I have found the cause of the problem. It is neither Virtualmin nor the VPS. The firewall rules are the problem. I shut off the firewall and it worked.
I need to know which port should be open in order to be able to run apt-get update?
in resolv you can have this and protect that file with chatrr…
While after reboot…
Generated by NetworkManager
search (hereyourmaindomainfor server so no hostname but domain) (this without () )
nameserver 127.0.0.1
nameserver 8.8.8.8
nameserver 1.1.1.1
or something like that depending where which os / hoster and yes no networkmanager and network things you need , nameserver ip hoster in theit network sometimes needed to
It’s not Virtualmin, it’s the template in use by your provider most likely.
In any case, Virtualmin also installs BIND which should be a working resolver on your system listening to 127.0.0.1.
Did you by any chance disable BIND?
Adding “stuff” to work-around the problem instead of fixing it is hardly ever a good idea.
Virtualmin only modifies resolvers on install, but it tries to do it in the right place…so, if your system is using dhcp, it gets appended to the dhcp name servers settings (which will get applied to /etc/resolv.conf on every reboot or network restart). If it’s resolv.conf, it changes resolv.conf, but only once.
If you aren’t using a local BIND, you don’t need it to point to 127.0.0.1 (though it is now common to do so, even if you aren’t…most systems default to having a local caching resolver of some sort and so 127.0.0.1 is the name server in those cases, even without Virtualmin changing anything).
We’re debating changing this and giving up on trying to “fix” the resolvers during install, as the landscape has gotten so complicated and it’s so easy to get it wrong.

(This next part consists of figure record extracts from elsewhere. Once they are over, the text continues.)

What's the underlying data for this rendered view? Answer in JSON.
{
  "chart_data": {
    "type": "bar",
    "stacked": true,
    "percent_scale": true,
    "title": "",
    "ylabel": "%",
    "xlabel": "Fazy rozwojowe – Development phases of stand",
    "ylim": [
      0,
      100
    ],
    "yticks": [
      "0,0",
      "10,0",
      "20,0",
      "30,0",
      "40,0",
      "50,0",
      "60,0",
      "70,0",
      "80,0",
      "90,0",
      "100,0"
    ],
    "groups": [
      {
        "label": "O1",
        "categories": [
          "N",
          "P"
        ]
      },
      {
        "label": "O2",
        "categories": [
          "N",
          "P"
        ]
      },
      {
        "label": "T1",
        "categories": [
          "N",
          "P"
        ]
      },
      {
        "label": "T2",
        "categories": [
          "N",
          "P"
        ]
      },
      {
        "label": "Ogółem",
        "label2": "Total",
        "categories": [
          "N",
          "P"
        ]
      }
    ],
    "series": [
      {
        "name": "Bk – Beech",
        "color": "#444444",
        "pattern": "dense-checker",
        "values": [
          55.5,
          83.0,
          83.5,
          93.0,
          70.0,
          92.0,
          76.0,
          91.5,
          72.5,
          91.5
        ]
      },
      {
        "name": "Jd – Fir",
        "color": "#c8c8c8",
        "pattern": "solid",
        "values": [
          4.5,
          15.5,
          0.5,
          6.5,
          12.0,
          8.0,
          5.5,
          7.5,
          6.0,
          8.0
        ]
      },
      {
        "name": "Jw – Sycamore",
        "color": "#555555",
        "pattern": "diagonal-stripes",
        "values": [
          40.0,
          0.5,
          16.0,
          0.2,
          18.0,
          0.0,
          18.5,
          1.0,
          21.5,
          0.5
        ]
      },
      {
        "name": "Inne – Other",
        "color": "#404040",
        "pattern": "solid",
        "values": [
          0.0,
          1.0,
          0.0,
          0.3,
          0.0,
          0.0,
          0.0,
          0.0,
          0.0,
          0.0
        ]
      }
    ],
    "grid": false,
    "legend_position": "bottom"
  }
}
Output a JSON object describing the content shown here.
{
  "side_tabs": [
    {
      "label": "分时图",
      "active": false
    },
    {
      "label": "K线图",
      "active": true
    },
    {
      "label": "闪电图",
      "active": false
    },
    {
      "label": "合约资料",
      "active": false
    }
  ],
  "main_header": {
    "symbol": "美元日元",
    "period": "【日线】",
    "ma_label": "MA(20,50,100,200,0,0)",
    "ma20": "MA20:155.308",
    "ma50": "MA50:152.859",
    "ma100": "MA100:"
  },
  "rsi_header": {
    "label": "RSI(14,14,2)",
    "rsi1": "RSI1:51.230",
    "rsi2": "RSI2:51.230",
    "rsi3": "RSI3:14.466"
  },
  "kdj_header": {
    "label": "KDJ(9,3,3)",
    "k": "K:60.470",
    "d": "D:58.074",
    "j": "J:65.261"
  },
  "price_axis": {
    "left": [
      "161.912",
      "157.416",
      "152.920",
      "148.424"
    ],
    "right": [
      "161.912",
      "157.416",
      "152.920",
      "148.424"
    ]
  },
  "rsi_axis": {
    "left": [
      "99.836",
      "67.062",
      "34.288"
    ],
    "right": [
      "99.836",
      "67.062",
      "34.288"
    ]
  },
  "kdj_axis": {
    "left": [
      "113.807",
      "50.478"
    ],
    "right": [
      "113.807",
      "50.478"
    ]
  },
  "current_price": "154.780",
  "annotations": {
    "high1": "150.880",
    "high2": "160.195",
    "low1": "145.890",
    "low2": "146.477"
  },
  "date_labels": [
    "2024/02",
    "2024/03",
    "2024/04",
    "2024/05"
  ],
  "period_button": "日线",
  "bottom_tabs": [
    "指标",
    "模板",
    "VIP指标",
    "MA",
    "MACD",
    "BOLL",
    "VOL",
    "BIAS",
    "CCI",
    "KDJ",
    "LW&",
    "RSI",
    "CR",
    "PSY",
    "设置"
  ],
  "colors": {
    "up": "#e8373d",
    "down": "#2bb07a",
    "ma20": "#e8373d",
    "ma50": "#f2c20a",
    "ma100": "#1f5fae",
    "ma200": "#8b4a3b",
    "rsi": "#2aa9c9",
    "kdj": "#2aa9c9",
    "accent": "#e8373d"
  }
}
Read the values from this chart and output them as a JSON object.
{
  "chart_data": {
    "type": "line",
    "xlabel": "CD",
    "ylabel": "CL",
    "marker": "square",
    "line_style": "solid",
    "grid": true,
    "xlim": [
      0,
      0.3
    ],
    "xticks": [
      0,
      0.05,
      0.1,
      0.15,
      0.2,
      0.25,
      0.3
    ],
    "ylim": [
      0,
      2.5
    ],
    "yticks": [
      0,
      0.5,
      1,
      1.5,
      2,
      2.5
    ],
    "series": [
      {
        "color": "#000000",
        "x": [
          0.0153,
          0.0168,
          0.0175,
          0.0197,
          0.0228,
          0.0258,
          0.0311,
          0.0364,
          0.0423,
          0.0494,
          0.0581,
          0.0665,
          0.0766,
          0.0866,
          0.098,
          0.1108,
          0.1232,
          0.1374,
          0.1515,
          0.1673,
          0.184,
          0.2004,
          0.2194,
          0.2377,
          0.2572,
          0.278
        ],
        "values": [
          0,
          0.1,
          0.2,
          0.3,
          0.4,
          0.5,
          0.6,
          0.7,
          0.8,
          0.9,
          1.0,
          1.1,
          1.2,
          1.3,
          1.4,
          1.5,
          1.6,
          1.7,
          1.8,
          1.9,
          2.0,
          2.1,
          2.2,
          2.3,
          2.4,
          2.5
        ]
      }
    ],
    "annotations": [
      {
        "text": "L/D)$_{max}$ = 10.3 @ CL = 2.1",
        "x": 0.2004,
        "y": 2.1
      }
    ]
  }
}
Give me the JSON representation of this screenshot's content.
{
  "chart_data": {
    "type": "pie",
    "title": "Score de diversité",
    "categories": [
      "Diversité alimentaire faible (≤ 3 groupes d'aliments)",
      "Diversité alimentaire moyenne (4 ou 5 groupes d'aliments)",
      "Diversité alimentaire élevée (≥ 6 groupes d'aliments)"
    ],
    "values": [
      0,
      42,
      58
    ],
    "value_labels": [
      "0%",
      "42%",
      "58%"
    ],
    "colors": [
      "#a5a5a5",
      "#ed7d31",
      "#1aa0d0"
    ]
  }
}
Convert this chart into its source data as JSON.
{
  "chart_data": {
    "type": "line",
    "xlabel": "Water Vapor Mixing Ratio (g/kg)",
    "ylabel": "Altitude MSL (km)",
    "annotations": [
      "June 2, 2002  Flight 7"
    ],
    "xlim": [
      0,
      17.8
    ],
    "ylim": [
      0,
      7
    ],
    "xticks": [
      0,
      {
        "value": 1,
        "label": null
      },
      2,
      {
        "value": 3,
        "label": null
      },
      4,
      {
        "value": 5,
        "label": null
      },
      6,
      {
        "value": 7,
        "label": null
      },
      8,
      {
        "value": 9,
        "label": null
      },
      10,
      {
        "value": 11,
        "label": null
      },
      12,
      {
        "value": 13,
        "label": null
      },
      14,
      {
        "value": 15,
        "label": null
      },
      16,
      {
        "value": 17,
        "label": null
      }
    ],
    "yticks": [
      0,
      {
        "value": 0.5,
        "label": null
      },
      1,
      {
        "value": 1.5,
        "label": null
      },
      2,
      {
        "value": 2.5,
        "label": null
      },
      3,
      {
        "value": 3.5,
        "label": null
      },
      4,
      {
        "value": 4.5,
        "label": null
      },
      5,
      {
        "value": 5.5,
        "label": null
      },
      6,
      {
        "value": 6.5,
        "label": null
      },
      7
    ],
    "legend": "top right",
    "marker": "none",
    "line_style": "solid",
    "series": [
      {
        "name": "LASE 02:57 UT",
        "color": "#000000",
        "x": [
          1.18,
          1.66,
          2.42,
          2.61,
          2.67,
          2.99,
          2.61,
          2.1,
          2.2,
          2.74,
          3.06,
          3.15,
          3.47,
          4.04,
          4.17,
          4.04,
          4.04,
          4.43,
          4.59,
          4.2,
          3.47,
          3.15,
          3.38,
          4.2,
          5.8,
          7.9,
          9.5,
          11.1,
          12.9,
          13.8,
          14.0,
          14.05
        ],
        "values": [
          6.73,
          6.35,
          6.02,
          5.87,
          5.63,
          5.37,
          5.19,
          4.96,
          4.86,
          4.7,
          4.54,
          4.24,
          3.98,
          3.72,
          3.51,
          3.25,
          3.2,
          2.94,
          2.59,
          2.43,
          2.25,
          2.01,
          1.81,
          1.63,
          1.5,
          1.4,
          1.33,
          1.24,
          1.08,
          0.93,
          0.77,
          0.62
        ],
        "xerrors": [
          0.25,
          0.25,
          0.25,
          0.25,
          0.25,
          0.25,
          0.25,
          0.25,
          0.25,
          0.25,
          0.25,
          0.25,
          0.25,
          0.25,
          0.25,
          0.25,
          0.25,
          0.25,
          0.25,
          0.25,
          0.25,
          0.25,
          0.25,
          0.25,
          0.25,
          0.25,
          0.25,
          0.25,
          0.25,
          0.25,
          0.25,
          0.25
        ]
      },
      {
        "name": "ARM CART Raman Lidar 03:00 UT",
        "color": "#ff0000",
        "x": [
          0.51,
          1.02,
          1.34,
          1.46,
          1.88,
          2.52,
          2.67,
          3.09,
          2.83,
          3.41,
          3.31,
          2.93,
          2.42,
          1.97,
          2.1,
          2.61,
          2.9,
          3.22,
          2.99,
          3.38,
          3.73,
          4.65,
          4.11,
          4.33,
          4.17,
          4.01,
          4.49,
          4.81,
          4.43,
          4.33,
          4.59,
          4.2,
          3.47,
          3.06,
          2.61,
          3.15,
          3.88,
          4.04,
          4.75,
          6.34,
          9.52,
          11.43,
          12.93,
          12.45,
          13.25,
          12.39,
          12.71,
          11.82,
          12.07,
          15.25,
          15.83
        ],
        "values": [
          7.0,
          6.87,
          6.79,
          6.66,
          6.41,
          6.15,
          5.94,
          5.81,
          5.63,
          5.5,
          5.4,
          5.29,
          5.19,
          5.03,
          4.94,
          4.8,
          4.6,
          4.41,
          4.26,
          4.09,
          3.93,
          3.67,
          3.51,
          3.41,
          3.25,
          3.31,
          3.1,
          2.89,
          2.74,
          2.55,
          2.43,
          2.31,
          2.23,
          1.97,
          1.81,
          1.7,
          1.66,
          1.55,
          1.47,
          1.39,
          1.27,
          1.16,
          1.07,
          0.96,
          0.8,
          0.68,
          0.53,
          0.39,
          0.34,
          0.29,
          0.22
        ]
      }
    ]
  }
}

In the good old days we could count on there not already being a local resolver on a server installation of our supported OSes…that’s less common now. And with VMs being so common, and with it being so much more common for people to not use local DNS, it’s becoming maybe more trouble than it’s worth just to have site previews work (and a few other minor features).
Hosters / providers do at reboots sometimes / often overwrite resolv.conf
So if virtualmin has fixed that for you , then that fix is undone…
If you know when they change network things , or you know yourself howto fix that.
You can protect resolv.conf against that overwrite with “chatrr” command in CLI interface
For openstack using cloudinit you should i guess.
You often need a kind of combination, that what OS/CP network config tell you and the hoster part, so take care of both.
Thank you very much. I just usually use upgrade because I wish to install any necessary updates as I go. I get the same information with upgrade plus the additional benefits of applying any available changes when available.
In any case, when confronted with the inability of a command not to work as expected, one might just go to the lowest common denominator to find the blockage. Opening a command prompt directly should satisfy that question.
As Joe pointed out, things can get very complicated. In that case, going direct thru the 'Net with a command-line entry will tell you where the blockage is located. You were on the right track with your third post above.
I really don’t understand why folks don’t just let Virtualmin do it all. I haven’t logged on to my actual server terminal in months. I check the Virtualmin panel from time to time and it handles all the updates for everything, even a Plex server I have running on it.
Yeah I do too. Let Virtualmin take the lead and sort. It wont always get it right but way better than my own effort and skills. From what I can see, many start to have problems when using 3rd party DNS, VMs and network bridging. Some providers also got weird ways of dealing with network routing.